I cartoni animati giapponesi sono tra i più amati da grandi e piccini, e, ancora oggi, quando passano in televisione, in molti rimangono affascinati dalle loro trame e dai personaggi così ben delineati e soprattutto disegnati. Basti pensare a prodotti cult degli anni Ottanta e Novanta come Candy Candy, Occhi di Gatto e Sailor Moon. Tutti questi cartoons hanno la particolarità di prevedere per i loro personaggi, nella maggior parte delle volte, dei grandi e sconfinati ‘occhioni’. Qual è il motivo di tale scelta?
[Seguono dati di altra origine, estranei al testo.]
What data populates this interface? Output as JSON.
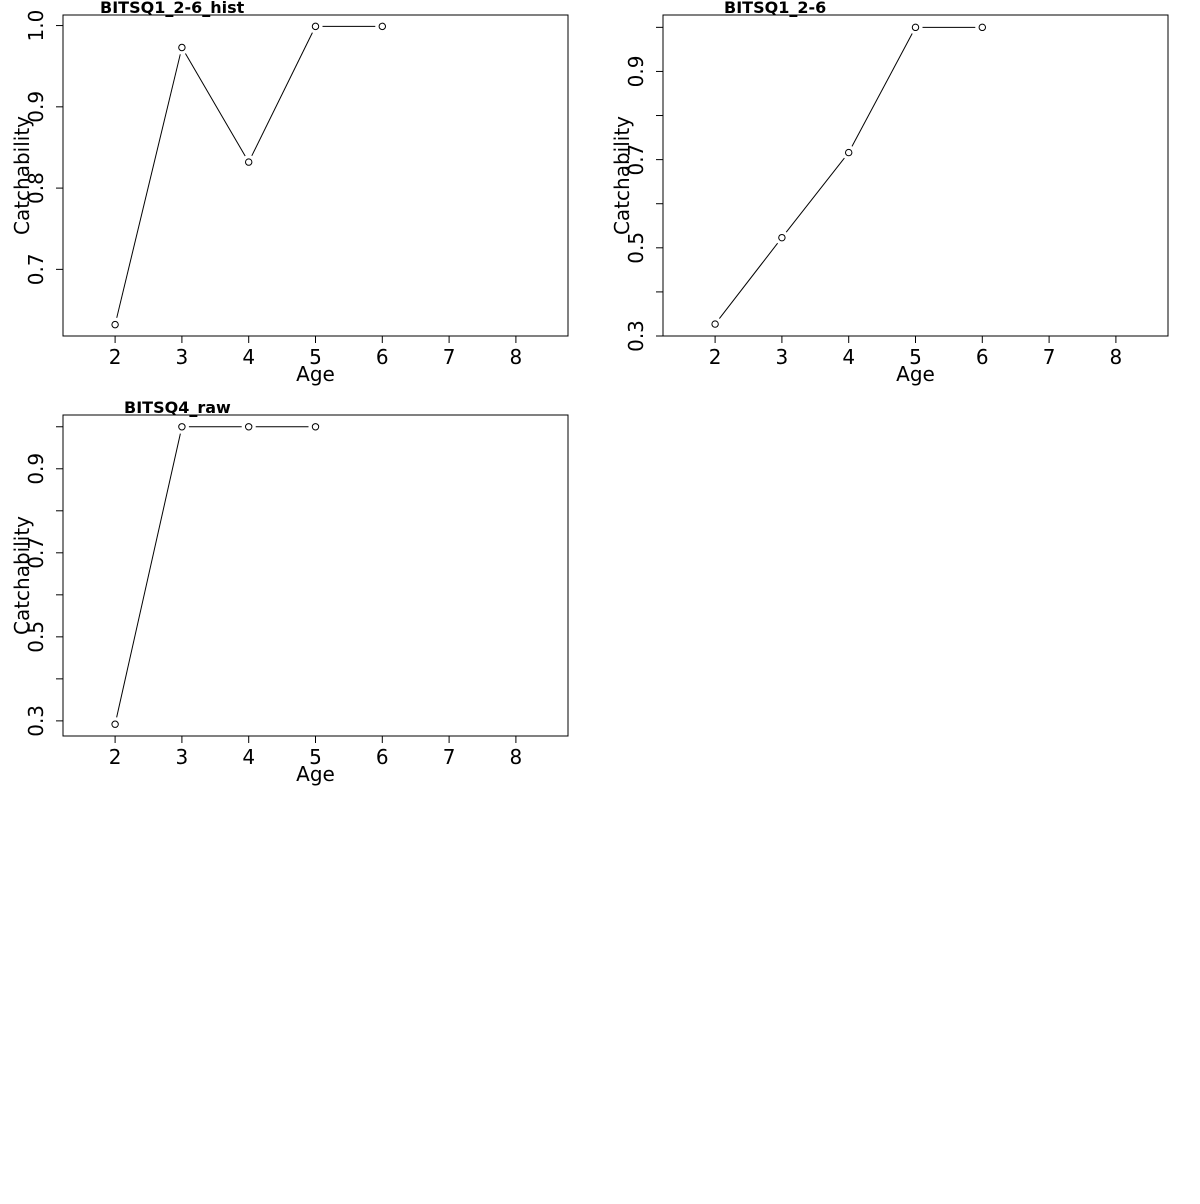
{
  "chart_data": [
    {
      "type": "line",
      "title": "BITSQ1_2-6_hist",
      "xlabel": "Age",
      "ylabel": "Catchability",
      "x": [
        2,
        3,
        4,
        5,
        6
      ],
      "y": [
        0.632,
        0.973,
        0.832,
        0.999,
        0.999
      ],
      "xlim": [
        1.22,
        8.78
      ],
      "ylim": [
        0.618,
        1.013
      ],
      "xticks": [
        2,
        3,
        4,
        5,
        6,
        7,
        8
      ],
      "yticks": [
        0.7,
        0.8,
        0.9,
        1.0
      ],
      "yticklabels": [
        "0.7",
        "0.8",
        "0.9",
        "1.0"
      ],
      "grid": false,
      "marker": "open-circle"
    },
    {
      "type": "line",
      "title": "BITSQ1_2-6",
      "xlabel": "Age",
      "ylabel": "Catchability",
      "x": [
        2,
        3,
        4,
        5,
        6
      ],
      "y": [
        0.327,
        0.523,
        0.716,
        1.0,
        1.0
      ],
      "xlim": [
        1.22,
        8.78
      ],
      "ylim": [
        0.3,
        1.028
      ],
      "xticks": [
        2,
        3,
        4,
        5,
        6,
        7,
        8
      ],
      "yticks": [
        0.3,
        0.4,
        0.5,
        0.6,
        0.7,
        0.8,
        0.9,
        1.0
      ],
      "yticklabels": [
        "0.3",
        "",
        "0.5",
        "",
        "0.7",
        "",
        "0.9",
        ""
      ],
      "grid": false,
      "marker": "open-circle"
    },
    {
      "type": "line",
      "title": "BITSQ4_raw",
      "xlabel": "Age",
      "ylabel": "Catchability",
      "x": [
        2,
        3,
        4,
        5
      ],
      "y": [
        0.292,
        1.0,
        1.0,
        1.0
      ],
      "xlim": [
        1.22,
        8.78
      ],
      "ylim": [
        0.264,
        1.028
      ],
      "xticks": [
        2,
        3,
        4,
        5,
        6,
        7,
        8
      ],
      "yticks": [
        0.3,
        0.4,
        0.5,
        0.6,
        0.7,
        0.8,
        0.9,
        1.0
      ],
      "yticklabels": [
        "0.3",
        "",
        "0.5",
        "",
        "0.7",
        "",
        "0.9",
        ""
      ],
      "grid": false,
      "marker": "open-circle"
    }
  ]
}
Di solito, tra le risposte più gettonate in questo senso c’è quella secondo la quale i giapponesi vogliano in realtà sembrare ‘occidentali’ e avvicinino, quindi, al loro ideale i personaggi dei loro manga o anime. Questa affermazione, tuttavia, benché abbia un fondo di verità, non è del tutto corretta come si potrebbe facilmente pensare di primo acchito. I disegnatori dei cartoni animati o manga, infatti, non mettono a punto le loro opere con in mente un ideale occidentale, ma danno semplicemente loro uno standard messo a punto negli ultimi sessant’anni di storia.
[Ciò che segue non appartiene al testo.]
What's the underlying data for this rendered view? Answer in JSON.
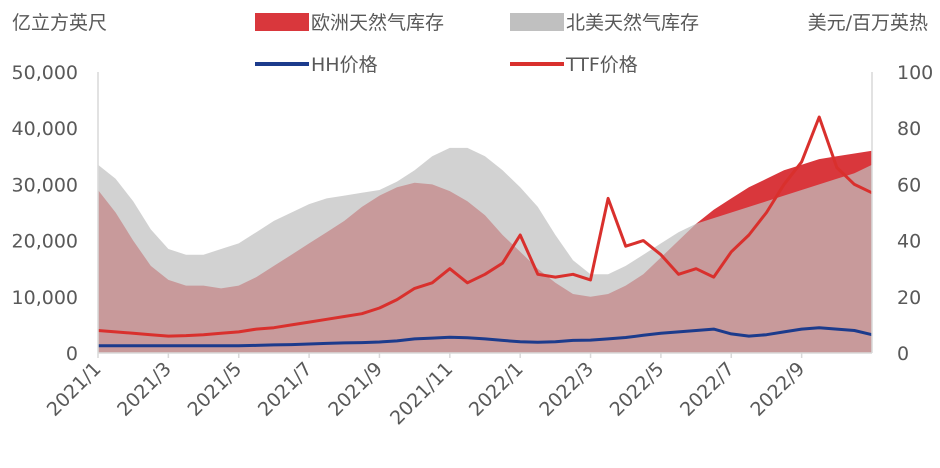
{
  "chart_data": {
    "type": "area",
    "left_axis_label": "亿立方英尺",
    "right_axis_label": "美元/百万英热",
    "left_ylim": [
      0,
      50000
    ],
    "right_ylim": [
      0,
      100
    ],
    "left_ticks": [
      "0",
      "10,000",
      "20,000",
      "30,000",
      "40,000",
      "50,000"
    ],
    "right_ticks": [
      "0",
      "20",
      "40",
      "60",
      "80",
      "100"
    ],
    "x_ticks": [
      "2021/1",
      "2021/3",
      "2021/5",
      "2021/7",
      "2021/9",
      "2021/11",
      "2022/1",
      "2022/3",
      "2022/5",
      "2022/7",
      "2022/9"
    ],
    "x_range_months": [
      0,
      22
    ],
    "legend_position": "top",
    "grid": false,
    "colors": {
      "europe_storage": "#d9373c",
      "us_storage": "#c0c0c0",
      "hh_price": "#1c3b8c",
      "ttf_price": "#d9302d"
    },
    "series": [
      {
        "name": "欧洲天然气库存",
        "axis": "left",
        "kind": "area",
        "x": [
          0,
          0.5,
          1,
          1.5,
          2,
          2.5,
          3,
          3.5,
          4,
          4.5,
          5,
          5.5,
          6,
          6.5,
          7,
          7.5,
          8,
          8.5,
          9,
          9.5,
          10,
          10.5,
          11,
          11.5,
          12,
          12.5,
          13,
          13.5,
          14,
          14.5,
          15,
          15.5,
          16,
          16.5,
          17,
          17.5,
          18,
          18.5,
          19,
          19.5,
          20,
          20.5,
          21,
          21.5,
          22
        ],
        "y": [
          29000,
          25000,
          20000,
          15500,
          13000,
          12000,
          12000,
          11500,
          12000,
          13500,
          15500,
          17500,
          19500,
          21500,
          23500,
          26000,
          28000,
          29500,
          30300,
          30000,
          28800,
          27000,
          24500,
          21000,
          18000,
          15000,
          12500,
          10500,
          10000,
          10500,
          12000,
          14000,
          17000,
          20000,
          23000,
          25500,
          27500,
          29500,
          31000,
          32500,
          33500,
          34500,
          35000,
          35500,
          36000
        ]
      },
      {
        "name": "北美天然气库存",
        "axis": "left",
        "kind": "area",
        "x": [
          0,
          0.5,
          1,
          1.5,
          2,
          2.5,
          3,
          3.5,
          4,
          4.5,
          5,
          5.5,
          6,
          6.5,
          7,
          7.5,
          8,
          8.5,
          9,
          9.5,
          10,
          10.5,
          11,
          11.5,
          12,
          12.5,
          13,
          13.5,
          14,
          14.5,
          15,
          15.5,
          16,
          16.5,
          17,
          17.5,
          18,
          18.5,
          19,
          19.5,
          20,
          20.5,
          21,
          21.5,
          22
        ],
        "y": [
          33500,
          31000,
          27000,
          22000,
          18500,
          17500,
          17500,
          18500,
          19500,
          21500,
          23500,
          25000,
          26500,
          27500,
          28000,
          28500,
          29000,
          30500,
          32500,
          35000,
          36500,
          36500,
          35000,
          32500,
          29500,
          26000,
          21000,
          16500,
          14000,
          14000,
          15500,
          17500,
          19500,
          21500,
          23000,
          24000,
          25000,
          26000,
          27000,
          28000,
          29000,
          30000,
          31000,
          32000,
          33500
        ]
      },
      {
        "name": "HH价格",
        "axis": "right",
        "kind": "line",
        "x": [
          0,
          0.5,
          1,
          1.5,
          2,
          2.5,
          3,
          3.5,
          4,
          4.5,
          5,
          5.5,
          6,
          6.5,
          7,
          7.5,
          8,
          8.5,
          9,
          9.5,
          10,
          10.5,
          11,
          11.5,
          12,
          12.5,
          13,
          13.5,
          14,
          14.5,
          15,
          15.5,
          16,
          16.5,
          17,
          17.5,
          18,
          18.5,
          19,
          19.5,
          20,
          20.5,
          21,
          21.5,
          22
        ],
        "y": [
          2.6,
          2.6,
          2.6,
          2.6,
          2.6,
          2.6,
          2.6,
          2.6,
          2.6,
          2.7,
          2.9,
          3.0,
          3.2,
          3.4,
          3.6,
          3.7,
          3.9,
          4.3,
          5.0,
          5.3,
          5.6,
          5.4,
          5.0,
          4.5,
          4.0,
          3.8,
          4.0,
          4.5,
          4.6,
          5.0,
          5.5,
          6.3,
          7.0,
          7.5,
          8.0,
          8.5,
          6.8,
          6.0,
          6.5,
          7.5,
          8.5,
          9.0,
          8.5,
          8.0,
          6.5
        ]
      },
      {
        "name": "TTF价格",
        "axis": "right",
        "kind": "line",
        "x": [
          0,
          0.5,
          1,
          1.5,
          2,
          2.5,
          3,
          3.5,
          4,
          4.5,
          5,
          5.5,
          6,
          6.5,
          7,
          7.5,
          8,
          8.5,
          9,
          9.5,
          10,
          10.5,
          11,
          11.5,
          12,
          12.5,
          13,
          13.5,
          14,
          14.5,
          15,
          15.5,
          16,
          16.5,
          17,
          17.5,
          18,
          18.5,
          19,
          19.5,
          20,
          20.5,
          21,
          21.5,
          22
        ],
        "y": [
          8,
          7.5,
          7,
          6.5,
          6,
          6.2,
          6.5,
          7,
          7.5,
          8.5,
          9,
          10,
          11,
          12,
          13,
          14,
          16,
          19,
          23,
          25,
          30,
          25,
          28,
          32,
          42,
          28,
          27,
          28,
          26,
          55,
          38,
          40,
          35,
          28,
          30,
          27,
          36,
          42,
          50,
          60,
          68,
          84,
          66,
          60,
          57
        ]
      }
    ]
  }
}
Osamu Tezuka, creatore di Astro Boy, è ritenuto uno dei padri dei cartoni animati giapponesi e ha iniziato la sua attività disegnandoli ispirandosi a personaggi come Betty Boop o quelli della Disney, dando loro i caratteristici occhi grandi. Ciò ha fornito ispirazione ai disegnatori che sono arrivati dopo di lui, contribuendo quindi a formare uno standard che dura ancora oggi.
Il motivo dietro a questa sorta di occidentalizzazione non è tuttavia da imputare a un’ “invidia” da parte del Giappone. Negli anni del secondo Dopoguerra, il Paese si trovava distrutto non solo materialmente ma anche moralmente e aveva bisogno di trovare una spinta per risollevarsi. Ciò avvenne grazie all’industria dei giocattoli, che vennero creati usando materiali americani e avrebbe poi dato il via alla nascita del fenomeno esploso nei 2000 del cosiddetto Cool Japan.
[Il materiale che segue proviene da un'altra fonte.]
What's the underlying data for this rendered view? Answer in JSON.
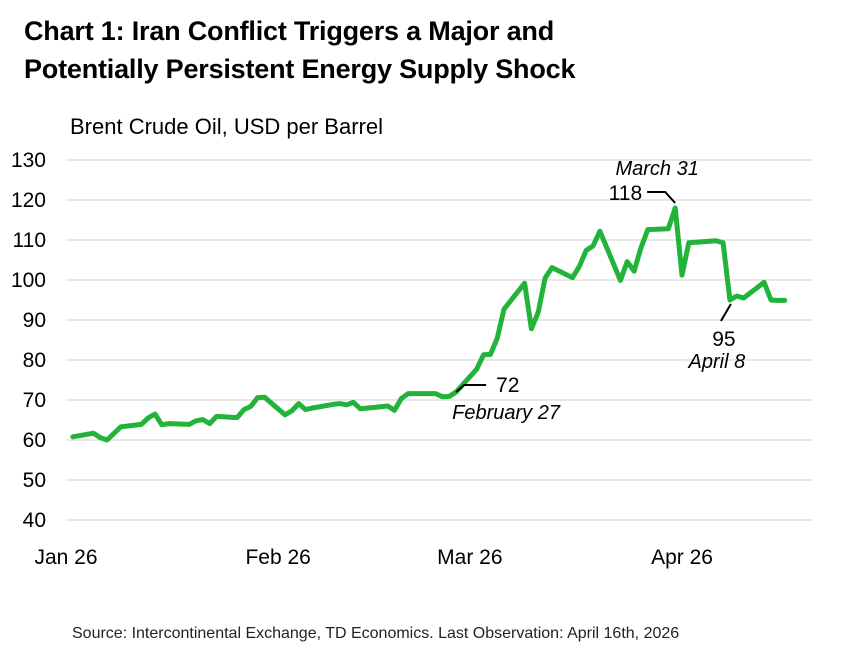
{
  "title_lines": [
    "Chart 1: Iran Conflict Triggers a Major and",
    "Potentially Persistent Energy Supply Shock"
  ],
  "ylabel": "Brent Crude Oil, USD per Barrel",
  "source": "Source: Intercontinental Exchange, TD Economics. Last Observation: April 16th, 2026",
  "colors": {
    "line": "#22b33a",
    "grid": "#d9d9d9",
    "annotation": "#000000"
  },
  "chart_data": {
    "type": "line",
    "title": "Chart 1: Iran Conflict Triggers a Major and Potentially Persistent Energy Supply Shock",
    "ylabel": "Brent Crude Oil, USD per Barrel",
    "xlabel": "",
    "ylim": [
      40,
      130
    ],
    "yticks": [
      40,
      50,
      60,
      70,
      80,
      90,
      100,
      110,
      120,
      130
    ],
    "xlim": [
      "2026-01-02",
      "2026-04-16"
    ],
    "xticks": [
      {
        "date": "2026-01-01",
        "label": "Jan 26"
      },
      {
        "date": "2026-02-01",
        "label": "Feb 26"
      },
      {
        "date": "2026-03-01",
        "label": "Mar 26"
      },
      {
        "date": "2026-04-01",
        "label": "Apr 26"
      }
    ],
    "grid": "horizontal",
    "series": [
      {
        "points": [
          [
            "2026-01-02",
            60.8
          ],
          [
            "2026-01-05",
            61.7
          ],
          [
            "2026-01-06",
            60.6
          ],
          [
            "2026-01-07",
            60.0
          ],
          [
            "2026-01-09",
            63.3
          ],
          [
            "2026-01-12",
            63.9
          ],
          [
            "2026-01-13",
            65.5
          ],
          [
            "2026-01-14",
            66.5
          ],
          [
            "2026-01-15",
            63.8
          ],
          [
            "2026-01-16",
            64.1
          ],
          [
            "2026-01-19",
            63.9
          ],
          [
            "2026-01-20",
            64.8
          ],
          [
            "2026-01-21",
            65.1
          ],
          [
            "2026-01-22",
            64.1
          ],
          [
            "2026-01-23",
            65.9
          ],
          [
            "2026-01-26",
            65.6
          ],
          [
            "2026-01-27",
            67.6
          ],
          [
            "2026-01-28",
            68.4
          ],
          [
            "2026-01-29",
            70.6
          ],
          [
            "2026-01-30",
            70.7
          ],
          [
            "2026-02-02",
            66.3
          ],
          [
            "2026-02-03",
            67.3
          ],
          [
            "2026-02-04",
            69.1
          ],
          [
            "2026-02-05",
            67.6
          ],
          [
            "2026-02-06",
            68.0
          ],
          [
            "2026-02-09",
            68.9
          ],
          [
            "2026-02-10",
            69.1
          ],
          [
            "2026-02-11",
            68.8
          ],
          [
            "2026-02-12",
            69.4
          ],
          [
            "2026-02-13",
            67.8
          ],
          [
            "2026-02-16",
            68.3
          ],
          [
            "2026-02-17",
            68.5
          ],
          [
            "2026-02-18",
            67.4
          ],
          [
            "2026-02-19",
            70.4
          ],
          [
            "2026-02-20",
            71.6
          ],
          [
            "2026-02-23",
            71.6
          ],
          [
            "2026-02-24",
            71.6
          ],
          [
            "2026-02-25",
            70.8
          ],
          [
            "2026-02-26",
            70.9
          ],
          [
            "2026-02-27",
            72.0
          ],
          [
            "2026-03-02",
            77.7
          ],
          [
            "2026-03-03",
            81.3
          ],
          [
            "2026-03-04",
            81.4
          ],
          [
            "2026-03-05",
            85.4
          ],
          [
            "2026-03-06",
            92.7
          ],
          [
            "2026-03-09",
            99.2
          ],
          [
            "2026-03-10",
            87.8
          ],
          [
            "2026-03-11",
            92.0
          ],
          [
            "2026-03-12",
            100.5
          ],
          [
            "2026-03-13",
            103.1
          ],
          [
            "2026-03-16",
            100.6
          ],
          [
            "2026-03-17",
            103.4
          ],
          [
            "2026-03-18",
            107.4
          ],
          [
            "2026-03-19",
            108.5
          ],
          [
            "2026-03-20",
            112.2
          ],
          [
            "2026-03-23",
            99.9
          ],
          [
            "2026-03-24",
            104.6
          ],
          [
            "2026-03-25",
            102.2
          ],
          [
            "2026-03-26",
            108.0
          ],
          [
            "2026-03-27",
            112.6
          ],
          [
            "2026-03-30",
            112.8
          ],
          [
            "2026-03-31",
            118.0
          ],
          [
            "2026-04-01",
            101.2
          ],
          [
            "2026-04-02",
            109.3
          ],
          [
            "2026-04-06",
            109.8
          ],
          [
            "2026-04-07",
            109.3
          ],
          [
            "2026-04-08",
            95.0
          ],
          [
            "2026-04-09",
            96.0
          ],
          [
            "2026-04-10",
            95.5
          ],
          [
            "2026-04-13",
            99.4
          ],
          [
            "2026-04-14",
            95.0
          ],
          [
            "2026-04-15",
            94.9
          ],
          [
            "2026-04-16",
            94.9
          ]
        ]
      }
    ],
    "annotations": [
      {
        "value_label": "72",
        "date_label": "February 27",
        "date": "2026-02-27",
        "value": 72
      },
      {
        "value_label": "118",
        "date_label": "March 31",
        "date": "2026-03-31",
        "value": 118
      },
      {
        "value_label": "95",
        "date_label": "April 8",
        "date": "2026-04-08",
        "value": 95
      }
    ]
  }
}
Il mercato decise quindi di rivolgersi al ricco mercato legato ai bambini americani, di certo non interessati alle bambole tradizionali giapponesi e andò perciò incontro alle loro esigenze. Ormai, ai giorni nostri, anime e manga fanno parte della cultura giapponese, ma il suo popolo non si identifica con i loro personaggi.
Ecco perché non hanno nessun problema a vedere attori occidentali interpretare personaggi di live action basati sui cartoni animati giapponesi: si tratta di un lungo processo di esproprio e di influenza vissuto dal Paese e che non ha nulla a che fare con il desiderio di essere considerati occidentali. È quindi sbagliato ridurre questa scelta stilistica solo a un recondito desiderio da parte del Giappone, quanto a una scelta e necessità legata ai suoi anni più bui.